Qualche anno fa la Rete ha vomitato in silenzio una serie di schizzi e di idee per un progetto degli anni Settanta che poteva essere di grande interesse ma che, a conti fatti, nel post 2000 non avrebbe cambiato la vita di nessuno. O almeno questa è la sbrigativa sensazione che ho avuto.
Non so se sia stata mancanza mia (probabilmente sì), o se davvero un certo fandom abbia accolto questa notizia con relativo menefreghismo, a suo tempo è sembrato semplicemente uno di quei grossi e malinconici vorrei-mai-non-posso che da tanto tempo torturano autori e pubblico che mirano a sogni ahimè irrealizzabili: tra l’Hyperion di Scorsese, lo Spidermandi Cameron, e Le montagne della folliadi Del Toro, la lista è lunga e destinata a non estinguersi mai, ma se di solito non ci si allontana troppo da timidi tentativi e idee appena approcciate, e solo in qualche caso è la fottuta sfiga a bloccare le ambizioni (il Don Chisciotte di Terry Gilliam, funestato da meteo e sfortune varie), vedere Jodorowsky’s Dune fa luce su una serie di spunti, invenzioni e aspirazioni che avrebbero realmente potuto cambiare l’attuale fantascienza e, forse, anche un certo modo di intendere il cinema di genere nei suoi aspetti più mainstream.
Anche senza farsi troppo incantare dalle parole di Jodorowsky, che adesso come allora racconta con un’enfasi e una sicurezza che aveva anche tutti i meriti di possedere e sfoggiare, è chiaro come tanti aspetti partoriti dalla sua mente e dalla sterminata schiera di nomi autorevoli coinvolti, siano stati un gigantesco, colossale bacino di idee dove attingere senza tanti complimenti, e se la rivoluzione non ha corrisposto alle sue visioni ciò non toglie che molti, molti pilastri (da I predatori dell’arca perduta a Contact) siano stati edificati su quei primi mattoni che lui stesso ha posato ormai quarant’anni fa.

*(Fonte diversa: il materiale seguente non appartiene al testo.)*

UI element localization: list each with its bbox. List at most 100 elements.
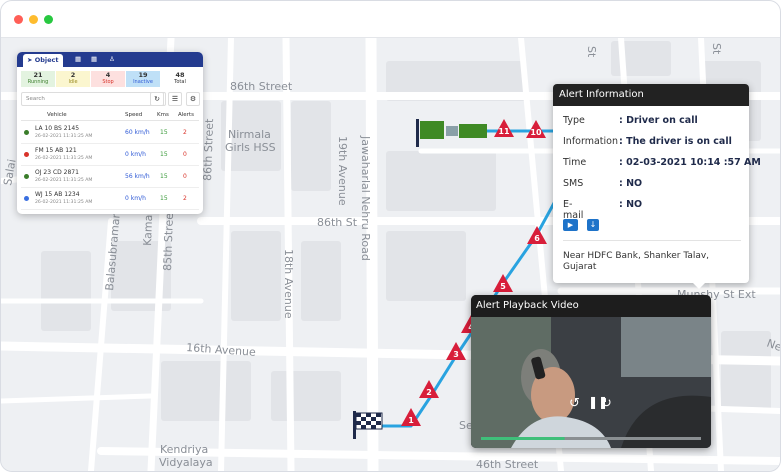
alert-marker-icon[interactable]: 10 xyxy=(525,119,547,139)
stat-running[interactable]: 21 Running xyxy=(21,71,55,87)
street-label: 86th St xyxy=(317,216,358,229)
stat-label: Total xyxy=(174,79,186,85)
stat-count: 2 xyxy=(70,71,76,79)
refresh-icon[interactable]: ↻ xyxy=(150,92,164,106)
street-label: 86th Street xyxy=(201,118,216,181)
minimize-window-button[interactable] xyxy=(29,15,38,24)
field-label: Type xyxy=(563,115,585,126)
stat-count: 19 xyxy=(138,71,148,79)
alert-marker-icon[interactable]: 6 xyxy=(526,225,548,245)
close-window-button[interactable] xyxy=(14,15,23,24)
divider xyxy=(563,240,741,241)
stat-inactive[interactable]: 19 Inactive xyxy=(126,71,160,87)
vehicle-speed: 60 km/h xyxy=(125,129,150,136)
video-title: Alert Playback Video xyxy=(471,295,711,317)
building-icon[interactable]: ▦ xyxy=(91,54,97,65)
street-label: Vidyalaya xyxy=(159,456,213,469)
vehicle-alerts: 2 xyxy=(183,129,187,136)
marker-label: 3 xyxy=(453,350,459,359)
vehicle-row[interactable]: LA 10 BS 2145 26-02-2021 11:31:25 AM 60 … xyxy=(21,122,199,144)
alert-location: Near HDFC Bank, Shanker Talav, Gujarat xyxy=(563,251,743,273)
settings-icon[interactable]: ⚙ xyxy=(186,92,200,106)
download-icon[interactable]: ↓ xyxy=(587,219,599,231)
vehicle-alerts: 0 xyxy=(183,173,187,180)
vehicle-name: WJ 15 AB 1234 xyxy=(35,191,80,198)
video-frame[interactable]: ↺ ❚❚ ↻ xyxy=(471,317,711,448)
stat-stop[interactable]: 4 Stop xyxy=(91,71,125,87)
street-label: 19th Avenue xyxy=(336,136,349,206)
vehicle-row[interactable]: OJ 23 CD 2871 26-02-2021 11:31:25 AM 56 … xyxy=(21,166,199,188)
vehicle-alerts: 0 xyxy=(183,151,187,158)
alert-marker-icon[interactable]: 2 xyxy=(418,379,440,399)
vehicle-name: OJ 23 CD 2871 xyxy=(35,169,79,176)
vehicle-alerts: 2 xyxy=(183,195,187,202)
col-vehicle: Vehicle xyxy=(47,112,67,118)
street-label: Nirmala xyxy=(228,128,271,141)
street-label: 46th Street xyxy=(476,458,539,471)
street-label: 18th Avenue xyxy=(282,249,295,319)
marker-label: 11 xyxy=(498,127,510,136)
video-progress-fill xyxy=(481,437,565,440)
stat-label: Idle xyxy=(68,79,78,85)
street-label: St xyxy=(710,43,723,55)
marker-label: 5 xyxy=(500,282,506,291)
field-label: Time xyxy=(563,157,587,168)
marker-label: 1 xyxy=(408,416,414,425)
stat-count: 21 xyxy=(33,71,43,79)
vehicle-speed: 0 km/h xyxy=(125,151,146,158)
alert-marker-icon[interactable]: 1 xyxy=(400,407,422,427)
street-label: 86th Street xyxy=(230,80,293,93)
play-video-icon[interactable]: ▶ xyxy=(563,219,578,231)
vehicle-row[interactable]: FM 15 AB 121 26-02-2021 11:31:25 AM 0 km… xyxy=(21,144,199,166)
tab-object[interactable]: ➤ Object xyxy=(23,54,63,67)
street-label: Kendriya xyxy=(160,443,208,456)
alert-marker-icon[interactable]: 3 xyxy=(445,341,467,361)
field-value: : Driver on call xyxy=(619,115,698,126)
alert-info-popup: Alert Information Type : Driver on call I… xyxy=(553,84,761,289)
vehicle-table-header: Vehicle Speed Kms Alerts xyxy=(21,110,199,121)
marker-label: 10 xyxy=(530,128,542,137)
object-panel: ➤ Object ▦ ▦ ♙ 21 Running 2 Idle 4 Stop 19 I… xyxy=(17,52,203,214)
vehicle-kms: 15 xyxy=(160,151,168,158)
alert-info-title: Alert Information xyxy=(553,84,749,106)
stat-idle[interactable]: 2 Idle xyxy=(56,71,90,87)
alert-marker-icon[interactable]: 5 xyxy=(492,273,514,293)
street-label: Jawaharlal Nehru Road xyxy=(359,135,372,261)
rewind-icon: ↺ xyxy=(569,396,580,411)
vehicle-kms: 15 xyxy=(160,129,168,136)
vehicle-name: LA 10 BS 2145 xyxy=(35,125,80,132)
vehicle-speed: 56 km/h xyxy=(125,173,150,180)
vehicle-speed: 0 km/h xyxy=(125,195,146,202)
search-input[interactable]: Search xyxy=(21,92,166,106)
stat-total[interactable]: 48 Total xyxy=(163,71,197,87)
vehicle-time: 26-02-2021 11:31:25 AM xyxy=(35,178,93,183)
vehicle-kms: 15 xyxy=(160,173,168,180)
status-dot xyxy=(24,174,29,179)
vehicle-time: 26-02-2021 11:31:25 AM xyxy=(35,134,93,139)
vehicle-row[interactable]: WJ 15 AB 1234 26-02-2021 11:31:25 AM 0 k… xyxy=(21,188,199,210)
alert-marker-icon[interactable]: 11 xyxy=(493,118,515,138)
filter-icon[interactable]: ☰ xyxy=(168,92,182,106)
field-label: E-mail xyxy=(563,199,584,221)
field-label: Information xyxy=(563,136,618,147)
panel-tabs: ➤ Object ▦ ▦ ♙ xyxy=(17,52,203,67)
stat-count: 4 xyxy=(105,71,111,79)
field-value: : 02-03-2021 10:14 :57 AM xyxy=(619,157,761,168)
maximize-window-button[interactable] xyxy=(44,15,53,24)
vehicle-name: FM 15 AB 121 xyxy=(35,147,77,154)
vehicle-kms: 15 xyxy=(160,195,168,202)
building-icon[interactable]: ▦ xyxy=(75,54,81,65)
col-alerts: Alerts xyxy=(178,112,194,118)
person-icon[interactable]: ♙ xyxy=(109,54,115,65)
col-speed: Speed xyxy=(125,112,143,118)
app-window: 86th Street Nirmala Girls HSS 86th St 46… xyxy=(0,0,781,472)
col-kms: Kms xyxy=(157,112,169,118)
alert-video-player: Alert Playback Video ↺ ❚❚ ↻ xyxy=(471,295,711,448)
vehicle-time: 26-02-2021 11:31:25 AM xyxy=(35,200,93,205)
stat-label: Stop xyxy=(102,79,114,85)
marker-label: 2 xyxy=(426,388,432,397)
marker-label: 6 xyxy=(534,234,540,243)
stat-label: Running xyxy=(27,79,49,85)
status-dot xyxy=(24,130,29,135)
vehicle-time: 26-02-2021 11:31:25 AM xyxy=(35,156,93,161)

Nel 1974, Jodorowsky racconta, il pazzo regista cileno era molto apprezzato: pur con due film folli e surreali come El Topo e La montagna sacra, il successo di pubblico e critica l’aveva spinto verso un’ambizione che, in certi ambiti e in certi tempi, era legittimo professare. La possibilità che il suo Dune, progettato per l’anno successivo, e quindi ben due anni prima di Star Wars, potesse scardinare tutto quanto era realmente concreta, perché l’immaginario di Jodorowsky era senza limiti, era pura meraviglia artistica priva di concessioni e soprattutto scevra e ancora vergine di fantasie altrui. Il solo desiderio di realizzare un film che avesse una durata fiume priva di alcuna considerazione per alcun tipo di pubblico (Jodorowsky parlava di dodici ore) è qualcosa di allucinante oggigiorno ma già allora fuori da qualsiasi schema, è un desiderio talmente anarchico per il quale il cinema non era e non sarà mai pronto.
In poco tempo Jodorowsky forma un dream team che probabilmente mai nessuno, nel cinema, ha avuto modo di poter assemblare: con Moebius scrive e disegna l’intero storyboard, con il grande copertinista inglese Chris Foss dà forma ad astronavi ed edilizia aliena dalle particolari forme squadrate, con Giger prepara il terreno alle deformità meccaniche degli Harkonnen (che torneranno ovviamente nel Dunedi Lynch), si assicura i Pink Floyd, i Magma e Mick Jagger a suon di paroloni su un progetto che cambierà il cinema, e assolda addirittura Salvador Dalì e la sua magnificenza folle per farlo recitare nella brevissima parte dell’imperatore. È abbastanza limpido quindi come Jodorowsky avesse piani precisi, d’acciaio, non erano solo sogni campati per aria o aspirazioni da raggiungere a leccate nel culo, aveva una meta lontana e l’autostrada che stava costruendo era sempre più vicina.